Microvascular
Compression Syndromes:
Treatment
of Trigeminal Neuralgia, Glossopharyngeal Neuralgia, and Hemifacial
Spasm
by
Stephen B. Tatter, M.D., Ph.D.
 |
Intraoperative
picture shows the trigeminal nerve with a vessel loop compressing
it.
Courtesy Dr
Eskandar |
Introduction
Recent
evidence suggests that a number of neurologic syndromes characterized
by paroxysms of motor (tics) or sensory (pain) activity may be caused
by compression of the cranial nerves at the root entry or exit zone
of the brain stem by blood vessels. This has lead to the dramatic
demonstration that microsurgical microvascular decompression is
a safe and effective treatment for these syndromes when they fail
to respond to oral medications. While these syndromes are relatively
rare outside of neurosurgical practice in specialized centers they
can none-the-less be extremely disabling.
Trigeminal
Neuralgia
Trigeminal
neuralgia or tic doloureux is charterized by brief episodes
of extremely intense facial pain often radiating down the jaw. These
episodes can occur spontaneously or can be triggered by light touch,
chewing, or changes in temperature (i.e. cold). The pain is so intense
as to be completely disabling. In addition, weight loss is common
because oral triggers prevent affected individuals from eating enough
to maintain adequate nutrition. Trigeminal neuralgia is caused by
irritation of the fifth cranial nerve (the trigeminal nerve)

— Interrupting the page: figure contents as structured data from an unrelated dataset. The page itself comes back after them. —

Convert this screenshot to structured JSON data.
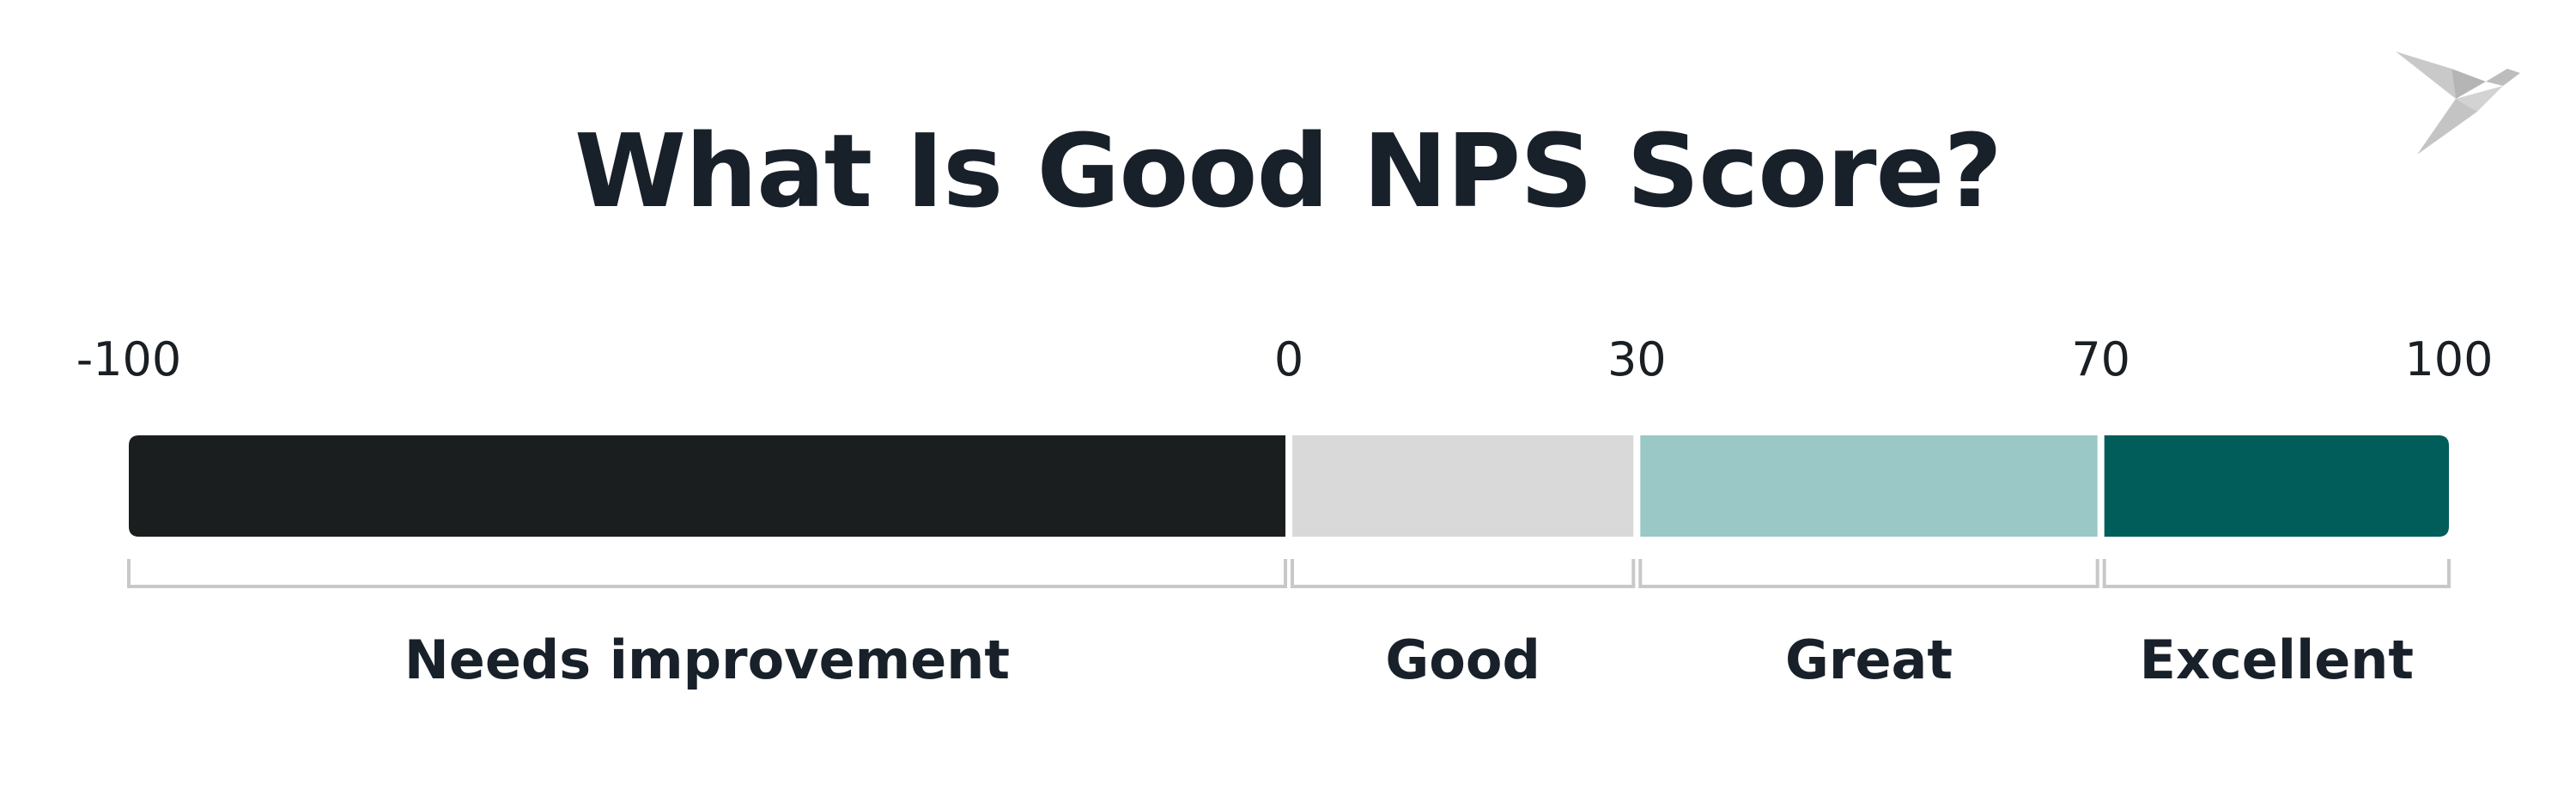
{
  "title": "What Is Good NPS Score?",
  "logo_icon": "origami-bird-icon",
  "chart_data": {
    "type": "bar",
    "orientation": "horizontal-range-scale",
    "title": "What Is Good NPS Score?",
    "xlim": [
      -100,
      100
    ],
    "ticks": [
      "-100",
      "0",
      "30",
      "70",
      "100"
    ],
    "tick_values": [
      -100,
      0,
      30,
      70,
      100
    ],
    "segments": [
      {
        "label": "Needs improvement",
        "start": -100,
        "end": 0,
        "color": "#1b1e1f"
      },
      {
        "label": "Good",
        "start": 0,
        "end": 30,
        "color": "#d9d9d9"
      },
      {
        "label": "Great",
        "start": 30,
        "end": 70,
        "color": "#99c8c6"
      },
      {
        "label": "Excellent",
        "start": 70,
        "end": 100,
        "color": "#005d5a"
      }
    ]
  }
}
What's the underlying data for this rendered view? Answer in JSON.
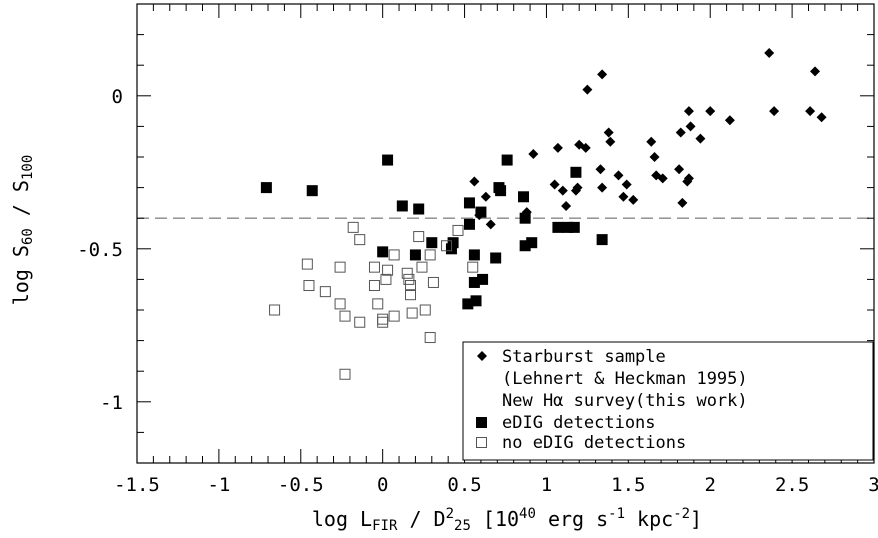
{
  "chart_data": {
    "type": "scatter",
    "title": "",
    "xlabel_parts": {
      "a": "log L",
      "a_sub": "FIR",
      "b": " / D",
      "b_sup": "2",
      "b_sub": "25",
      "c": " [10",
      "c_sup": "40",
      "d": " erg s",
      "d_sup": "-1",
      "e": " kpc",
      "e_sup": "-2",
      "f": "]"
    },
    "ylabel_parts": {
      "a": "log S",
      "a_sub": "60",
      "b": " / S",
      "b_sub": "100"
    },
    "xlim": [
      -1.5,
      3.0
    ],
    "ylim": [
      -1.2,
      0.3
    ],
    "x_ticks": [
      {
        "v": -1.5,
        "label": "-1.5"
      },
      {
        "v": -1,
        "label": "-1"
      },
      {
        "v": -0.5,
        "label": "-0.5"
      },
      {
        "v": 0,
        "label": "0"
      },
      {
        "v": 0.5,
        "label": "0.5"
      },
      {
        "v": 1,
        "label": "1"
      },
      {
        "v": 1.5,
        "label": "1.5"
      },
      {
        "v": 2,
        "label": "2"
      },
      {
        "v": 2.5,
        "label": "2.5"
      },
      {
        "v": 3,
        "label": "3"
      }
    ],
    "y_ticks": [
      {
        "v": 0,
        "label": "0"
      },
      {
        "v": -0.5,
        "label": "-0.5"
      },
      {
        "v": -1,
        "label": "-1"
      }
    ],
    "reference_line": {
      "y": -0.4,
      "style": "dashed",
      "color": "#888888"
    },
    "grid": false,
    "legend_position": "bottom-right",
    "legend_items": [
      {
        "marker": "diamond",
        "lines": [
          "Starburst sample",
          "(Lehnert & Heckman 1995)"
        ]
      },
      {
        "marker": "none",
        "lines": [
          "New Hα survey(this work)"
        ]
      },
      {
        "marker": "filled-square",
        "lines": [
          "eDIG detections"
        ]
      },
      {
        "marker": "open-square",
        "lines": [
          "no eDIG detections"
        ]
      }
    ],
    "series": [
      {
        "name": "Starburst sample",
        "marker": "diamond",
        "color": "#000000",
        "points": [
          [
            2.36,
            0.14
          ],
          [
            2.64,
            0.08
          ],
          [
            1.34,
            0.07
          ],
          [
            1.25,
            0.02
          ],
          [
            2.39,
            -0.05
          ],
          [
            2.61,
            -0.05
          ],
          [
            2.68,
            -0.07
          ],
          [
            1.87,
            -0.05
          ],
          [
            2.0,
            -0.05
          ],
          [
            2.12,
            -0.08
          ],
          [
            1.88,
            -0.1
          ],
          [
            1.82,
            -0.12
          ],
          [
            1.94,
            -0.14
          ],
          [
            1.38,
            -0.12
          ],
          [
            1.39,
            -0.15
          ],
          [
            1.64,
            -0.15
          ],
          [
            1.07,
            -0.17
          ],
          [
            1.2,
            -0.16
          ],
          [
            1.24,
            -0.17
          ],
          [
            0.92,
            -0.19
          ],
          [
            1.66,
            -0.2
          ],
          [
            1.33,
            -0.24
          ],
          [
            1.67,
            -0.26
          ],
          [
            1.71,
            -0.27
          ],
          [
            1.81,
            -0.24
          ],
          [
            1.87,
            -0.27
          ],
          [
            1.86,
            -0.28
          ],
          [
            1.44,
            -0.26
          ],
          [
            1.49,
            -0.29
          ],
          [
            1.34,
            -0.3
          ],
          [
            1.19,
            -0.3
          ],
          [
            1.18,
            -0.31
          ],
          [
            1.05,
            -0.29
          ],
          [
            1.1,
            -0.31
          ],
          [
            0.56,
            -0.28
          ],
          [
            0.63,
            -0.33
          ],
          [
            1.47,
            -0.33
          ],
          [
            1.53,
            -0.34
          ],
          [
            1.12,
            -0.36
          ],
          [
            1.83,
            -0.35
          ],
          [
            0.88,
            -0.38
          ],
          [
            0.59,
            -0.39
          ],
          [
            0.66,
            -0.42
          ]
        ]
      },
      {
        "name": "eDIG detections",
        "marker": "filled-square",
        "color": "#000000",
        "points": [
          [
            -0.71,
            -0.3
          ],
          [
            -0.43,
            -0.31
          ],
          [
            0.03,
            -0.21
          ],
          [
            0.12,
            -0.36
          ],
          [
            0.22,
            -0.37
          ],
          [
            0.0,
            -0.51
          ],
          [
            0.2,
            -0.52
          ],
          [
            0.3,
            -0.48
          ],
          [
            0.42,
            -0.5
          ],
          [
            0.43,
            -0.48
          ],
          [
            0.53,
            -0.35
          ],
          [
            0.6,
            -0.38
          ],
          [
            0.53,
            -0.42
          ],
          [
            0.72,
            -0.31
          ],
          [
            0.71,
            -0.3
          ],
          [
            0.76,
            -0.21
          ],
          [
            0.86,
            -0.33
          ],
          [
            0.87,
            -0.4
          ],
          [
            0.91,
            -0.48
          ],
          [
            0.87,
            -0.49
          ],
          [
            0.56,
            -0.52
          ],
          [
            0.56,
            -0.61
          ],
          [
            0.61,
            -0.6
          ],
          [
            0.69,
            -0.53
          ],
          [
            0.52,
            -0.68
          ],
          [
            0.57,
            -0.67
          ],
          [
            1.07,
            -0.43
          ],
          [
            1.13,
            -0.43
          ],
          [
            1.17,
            -0.43
          ],
          [
            1.18,
            -0.25
          ],
          [
            1.34,
            -0.47
          ]
        ]
      },
      {
        "name": "no eDIG detections",
        "marker": "open-square",
        "color": "#555555",
        "points": [
          [
            -0.66,
            -0.7
          ],
          [
            -0.46,
            -0.55
          ],
          [
            -0.45,
            -0.62
          ],
          [
            -0.35,
            -0.64
          ],
          [
            -0.26,
            -0.56
          ],
          [
            -0.26,
            -0.68
          ],
          [
            -0.23,
            -0.72
          ],
          [
            -0.23,
            -0.91
          ],
          [
            -0.18,
            -0.43
          ],
          [
            -0.14,
            -0.47
          ],
          [
            -0.14,
            -0.74
          ],
          [
            -0.05,
            -0.56
          ],
          [
            -0.05,
            -0.62
          ],
          [
            -0.03,
            -0.68
          ],
          [
            0.0,
            -0.73
          ],
          [
            0.0,
            -0.74
          ],
          [
            0.02,
            -0.6
          ],
          [
            0.03,
            -0.57
          ],
          [
            0.07,
            -0.52
          ],
          [
            0.07,
            -0.72
          ],
          [
            0.15,
            -0.58
          ],
          [
            0.16,
            -0.6
          ],
          [
            0.17,
            -0.62
          ],
          [
            0.17,
            -0.65
          ],
          [
            0.18,
            -0.71
          ],
          [
            0.22,
            -0.46
          ],
          [
            0.24,
            -0.56
          ],
          [
            0.26,
            -0.7
          ],
          [
            0.29,
            -0.52
          ],
          [
            0.29,
            -0.79
          ],
          [
            0.31,
            -0.61
          ],
          [
            0.39,
            -0.49
          ],
          [
            0.46,
            -0.44
          ],
          [
            0.55,
            -0.56
          ]
        ]
      }
    ]
  }
}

which is responsible for providing sensation to the face. This irritation
is occassionally due to benign tumors or to multiple sclerosis either
of which can usually be detected by a high quality MRI of the brain.
In the majority of cases, however, imaging of the brain does not
reveal a cause of the nerve irritation. In such cases a small vessel
(usually an artery but occassionally a vein) is often found to be
compressing the root entry zone of the trigeminal nerve at the brainstem.
Repositioning
this vessel using microsurgery is an effective method of treating
many people with this disorder. The majority of patients who have
this procedure performed by a qualified neurosurgeon have no facial
numbness and and are pain free, requiring no further medications.
The first line of therapy is medical and consists of anticonvulsants
such as Tegretol (carabamazepine) and related medications. Surgery
is reserved for those who are unable to tolerate the side effects
of these medications or for whom these medications are no longer
effective.
Another
category of surgical treatments are also effective in relieving
trigeminal neuralgia. These involve making a partial lesion in the
trigeminal nerve to produce facial numbness that is irreversible.
The most commonly used version of this type of procedure, radiofrequency
lesioning (RFL), was developed by Dr. William
E. Sweet at Massachusetts General Hospital.
Glossopharyngeal
Neuralgia
Glosspharyngeal
neuralgia is closely related to trigeminal neuralgia
but is thought to be caused by irritaion of the ninth cranial
nerve (the glossopharngeal nerve) which is responsible for
providing sensation to the back of the throat. The paroxysms of
pain are, therefore, localized to this region. Treatment
options are the same as those outlined for trigemenial neuralgia
above.
Hemifacial
Spasm
Hemifacial
spasm or tic convulsif is characterized by facial muscle
spasms or tics. These tics are usually not painful (although there
is a sensory component to the facial nerve that can produce pain
behind the ear, hearing changes are also noted by some patients)
and initially effect only one side of the face. Hemifacial spasm
is thought to be caused by irritation of the seventh cranial nerve
(the facial nerve). A small vessel (usually an artery but
occassionally a vein) is often found to be compressing the root
entry zone of the facial nerve at the brainstem. This vessel is
usually too small to be demonstrated by imaging studies such as
magnetic resonance imaging (MRI), computed tomography (CAT scan),
or even angiography (arteriography).
Repositioning
this vessel using microsurgery is an effective method of treating
many people with this disorder. The majority of patients who have
this procedure performed by a qualified neurosurgeon have no further
facial tics and require no further medications. Treatments include
medical therapies as outlined for trigeminal neuralgia above, although
anticonvulsants are more rarley effective for hemifacial spasm than
for trigeminal or glossopharyngeal neuralgia. Another treatment
option available at MGH is the injection of botulinum toxin into
the face to produce a temporary partial paralysis. This procedure
needs to be repeated approximately every six months.